LOS ANGELES – Full left-atrial ablation by the modified Cox MAZE procedure to treat atrial fibrillation led to significant reductions in left atrial function, based on a detailed assessment of 31 patients who underwent this treatment using bilateral bipolar radiofrequency.
The damaging effect of complete left-atrial ablation contrasted with the impact of a less extensive procedure, pulmonary vein isolation, which kept left-atrial function intact and even improved it by some parameters. Opinions split on the implications of these findings.
"Our advice is that left-atrial ablation should be restricted to those cases where pulmonary vein isolation will likely be insufficient" to restore and maintain sinus rhythm, Dr. Marieke G. Compier said as she presented the findings at the annual scientific sessions of the American Heart Association on Nov. 6.
But a cardiac surgeon who heard the results disagreed, contending that the top priority is performing the procedure that will result in durable prevention of atrial fibrillation (AF) recurrence.
"Recurrence of atrial fibrillation is a more important determinant of [successful] clinical outcomes than preserved atrial function," said Dr. Pierre Page, chief of cardiac surgery at the University of Montreal. "The data we have today show that left-atrial ablation is very beneficial," Dr. Page said in an interview.
Dr. Compier and her associates used echocardiography to assess left-atrial function in 31 patients who underwent a modified Cox-MAZE procedure for complete left-atrial ablation using bilateral bipolar radiofrequency, and 31 patients who underwent pulmonary-vein isolation (PVI) only. In the full ablation group, 25 patients had persistent AF and 6 had paroxysmal AF; in the PVI group, 25 patients had paroxysmal disease and 6 had persistent AF. All patients also underwent concurrent coronary artery bypass, valve surgery, or both.
The researchers assessed the efficacy of AF treatment using 24-hour ECG monitoring at 3, 6, and 12 months following surgery. They also used two-dimensional echocardiography to assess left atrial size and function at 3 months and 1 year after surgery.
After 1 year, 68% of the patients who had full ablation and 81% of those who underwent PVI were free of AF and completely off anti-arrhythmic drug treatment; the other patients in each group had AF recurrences. The different long-term success in maintaining sinus rhythm in the two groups probably stemmed from the unbalanced distribution of patients with paroxysmal and persistent AF, said Dr. Compier, a cardiologist in the Heart Center at Leiden (the Netherlands) University Medical Center. "I think this is why full ablation seemed less successful," she said.
After 1 year, echocardiographic examinations showed that patients treated with full ablation had statistically significant reductions in left atrial volume and strain, and 42% of patients had A-wave restoration. Compared with measurements made prior to surgery, strain rate fell by an average of about 50%, peak A-wave dropped by an average of about a third, and average left-atrial ejection fraction and filling fraction each dropped by about 20%. All of these changes were statistically significant, compared with baseline.
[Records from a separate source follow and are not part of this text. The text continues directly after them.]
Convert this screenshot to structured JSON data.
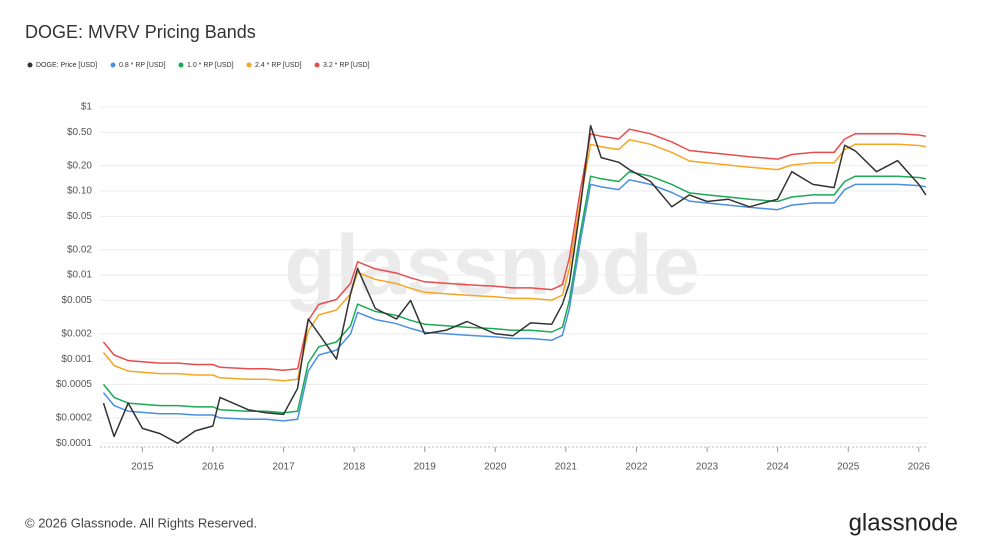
{
  "chart_data": {
    "type": "line",
    "title": "DOGE: MVRV Pricing Bands",
    "log_scale": true,
    "grid": true,
    "xlim": [
      2014.4,
      2026.13
    ],
    "xticks": [
      2015,
      2016,
      2017,
      2018,
      2019,
      2020,
      2021,
      2022,
      2023,
      2024,
      2025,
      2026
    ],
    "ylim": [
      9e-05,
      1
    ],
    "yticks": [
      {
        "value": 1,
        "label": "$1"
      },
      {
        "value": 0.5,
        "label": "$0.50"
      },
      {
        "value": 0.2,
        "label": "$0.20"
      },
      {
        "value": 0.1,
        "label": "$0.10"
      },
      {
        "value": 0.05,
        "label": "$0.05"
      },
      {
        "value": 0.02,
        "label": "$0.02"
      },
      {
        "value": 0.01,
        "label": "$0.01"
      },
      {
        "value": 0.005,
        "label": "$0.005"
      },
      {
        "value": 0.002,
        "label": "$0.002"
      },
      {
        "value": 0.001,
        "label": "$0.001"
      },
      {
        "value": 0.0005,
        "label": "$0.0005"
      },
      {
        "value": 0.0002,
        "label": "$0.0002"
      },
      {
        "value": 0.0001,
        "label": "$0.0001"
      }
    ],
    "x": [
      2014.45,
      2014.6,
      2014.8,
      2015.0,
      2015.25,
      2015.5,
      2015.75,
      2016.0,
      2016.1,
      2016.5,
      2016.75,
      2017.0,
      2017.2,
      2017.35,
      2017.5,
      2017.75,
      2017.95,
      2018.05,
      2018.3,
      2018.6,
      2018.8,
      2019.0,
      2019.3,
      2019.6,
      2020.0,
      2020.25,
      2020.5,
      2020.8,
      2020.95,
      2021.05,
      2021.2,
      2021.35,
      2021.5,
      2021.75,
      2021.9,
      2022.2,
      2022.5,
      2022.75,
      2023.0,
      2023.3,
      2023.6,
      2024.0,
      2024.2,
      2024.5,
      2024.8,
      2024.95,
      2025.1,
      2025.4,
      2025.7,
      2026.0,
      2026.1
    ],
    "series": [
      {
        "name": "3.2 * RP [USD]",
        "color": "#e84c4c",
        "values": [
          0.0016,
          0.00112,
          0.00096,
          0.000928,
          0.000896,
          0.000896,
          0.000864,
          0.000864,
          0.0008,
          0.000768,
          0.000768,
          0.000736,
          0.000768,
          0.00288,
          0.00448,
          0.00512,
          0.008,
          0.0144,
          0.01184,
          0.01056,
          0.00928,
          0.00832,
          0.008,
          0.00768,
          0.00736,
          0.00704,
          0.00704,
          0.00672,
          0.00768,
          0.016,
          0.096,
          0.48,
          0.448,
          0.416,
          0.544,
          0.48,
          0.384,
          0.304,
          0.288,
          0.272,
          0.256,
          0.24,
          0.272,
          0.288,
          0.288,
          0.416,
          0.48,
          0.48,
          0.48,
          0.464,
          0.448
        ]
      },
      {
        "name": "2.4 * RP [USD]",
        "color": "#f5a623",
        "values": [
          0.0012,
          0.00084,
          0.00072,
          0.000696,
          0.000672,
          0.000672,
          0.000648,
          0.000648,
          0.0006,
          0.000576,
          0.000576,
          0.000552,
          0.000576,
          0.00216,
          0.00336,
          0.00384,
          0.006,
          0.0108,
          0.00888,
          0.00792,
          0.00696,
          0.00624,
          0.006,
          0.00576,
          0.00552,
          0.00528,
          0.00528,
          0.00504,
          0.00576,
          0.012,
          0.072,
          0.36,
          0.336,
          0.312,
          0.408,
          0.36,
          0.288,
          0.228,
          0.216,
          0.204,
          0.192,
          0.18,
          0.204,
          0.216,
          0.216,
          0.312,
          0.36,
          0.36,
          0.36,
          0.348,
          0.336
        ]
      },
      {
        "name": "1.0 * RP [USD]",
        "color": "#1aaa55",
        "values": [
          0.0005,
          0.00035,
          0.0003,
          0.00029,
          0.00028,
          0.00028,
          0.00027,
          0.00027,
          0.00025,
          0.00024,
          0.00024,
          0.00023,
          0.00024,
          0.0009,
          0.0014,
          0.0016,
          0.0025,
          0.0045,
          0.0037,
          0.0033,
          0.0029,
          0.0026,
          0.0025,
          0.0024,
          0.0023,
          0.0022,
          0.0022,
          0.0021,
          0.0024,
          0.005,
          0.03,
          0.15,
          0.14,
          0.13,
          0.17,
          0.15,
          0.12,
          0.095,
          0.09,
          0.085,
          0.08,
          0.075,
          0.085,
          0.09,
          0.09,
          0.13,
          0.15,
          0.15,
          0.15,
          0.145,
          0.14
        ]
      },
      {
        "name": "0.8 * RP [USD]",
        "color": "#4a90e2",
        "values": [
          0.0004,
          0.00028,
          0.00024,
          0.000232,
          0.000224,
          0.000224,
          0.000216,
          0.000216,
          0.0002,
          0.000192,
          0.000192,
          0.000184,
          0.000192,
          0.00072,
          0.00112,
          0.00128,
          0.002,
          0.0036,
          0.00296,
          0.00264,
          0.00232,
          0.00208,
          0.002,
          0.00192,
          0.00184,
          0.00176,
          0.00176,
          0.00168,
          0.00192,
          0.004,
          0.024,
          0.12,
          0.112,
          0.104,
          0.136,
          0.12,
          0.096,
          0.076,
          0.072,
          0.068,
          0.064,
          0.06,
          0.068,
          0.072,
          0.072,
          0.104,
          0.12,
          0.12,
          0.12,
          0.116,
          0.112
        ]
      },
      {
        "name": "DOGE: Price [USD]",
        "color": "#333333",
        "values": [
          0.0003,
          0.00012,
          0.0003,
          0.00015,
          0.00013,
          0.0001,
          0.00014,
          0.00016,
          0.00035,
          0.00025,
          0.00023,
          0.00022,
          0.00045,
          0.003,
          0.002,
          0.001,
          0.006,
          0.012,
          0.004,
          0.003,
          0.005,
          0.002,
          0.0022,
          0.0028,
          0.002,
          0.0019,
          0.0027,
          0.0026,
          0.0045,
          0.008,
          0.06,
          0.6,
          0.25,
          0.22,
          0.18,
          0.13,
          0.065,
          0.09,
          0.075,
          0.08,
          0.065,
          0.08,
          0.17,
          0.12,
          0.11,
          0.35,
          0.3,
          0.17,
          0.23,
          0.12,
          0.09
        ]
      }
    ],
    "legend_order": [
      4,
      3,
      2,
      1,
      0
    ],
    "watermark": "glassnode",
    "footer": "© 2026 Glassnode. All Rights Reserved.",
    "logo": "glassnode"
  }
}
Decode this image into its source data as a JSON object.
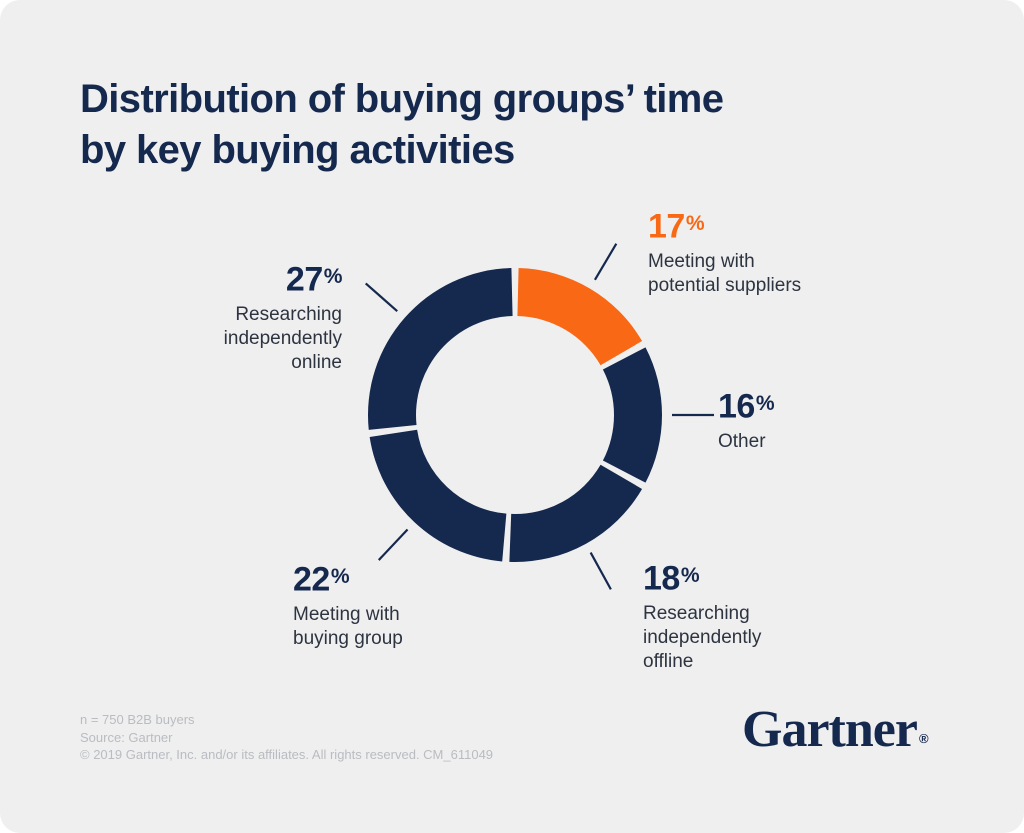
{
  "page": {
    "background": "#efeff0"
  },
  "title": {
    "line1": "Distribution of buying groups’ time",
    "line2": "by key buying activities"
  },
  "chart_data": {
    "type": "pie",
    "variant": "donut",
    "title": "Distribution of buying groups’ time by key buying activities",
    "unit": "%",
    "accent_color": "#f96815",
    "base_color": "#15284d",
    "segments": [
      {
        "id": "meeting-potential-suppliers",
        "label": "Meeting with\npotential suppliers",
        "value": 17,
        "pct": "17",
        "color": "#f96815"
      },
      {
        "id": "other",
        "label": "Other",
        "value": 16,
        "pct": "16",
        "color": "#15284d"
      },
      {
        "id": "researching-independently-offline",
        "label": "Researching\nindependently\noffline",
        "value": 18,
        "pct": "18",
        "color": "#15284d"
      },
      {
        "id": "meeting-buying-group",
        "label": "Meeting with\nbuying group",
        "value": 22,
        "pct": "22",
        "color": "#15284d"
      },
      {
        "id": "researching-independently-online",
        "label": "Researching\nindependently\nonline",
        "value": 27,
        "pct": "27",
        "color": "#15284d"
      }
    ]
  },
  "footer": {
    "lines": [
      "n = 750 B2B buyers",
      "Source: Gartner",
      "© 2019 Gartner, Inc. and/or its affiliates. All rights reserved. CM_611049"
    ]
  },
  "logo": {
    "text": "Gartner",
    "mark": "®"
  }
}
In contrast, patients who underwent PVI had no significant change in their strain rate or peak A wave, and their average left-atrial ejection fraction and filling fraction each rose by about 10% compared with baseline, statistically significant differences. A-wave restoration occurred in 87% of the PVI patients.
Stepwise regression analysis of baseline differences between the two study groups showed that the follow-up differences seen in left-atrial size and function were best explained by the different ablation treatments the two groups received, Dr. Compier said.
Dr. Compier said that she had no disclosures.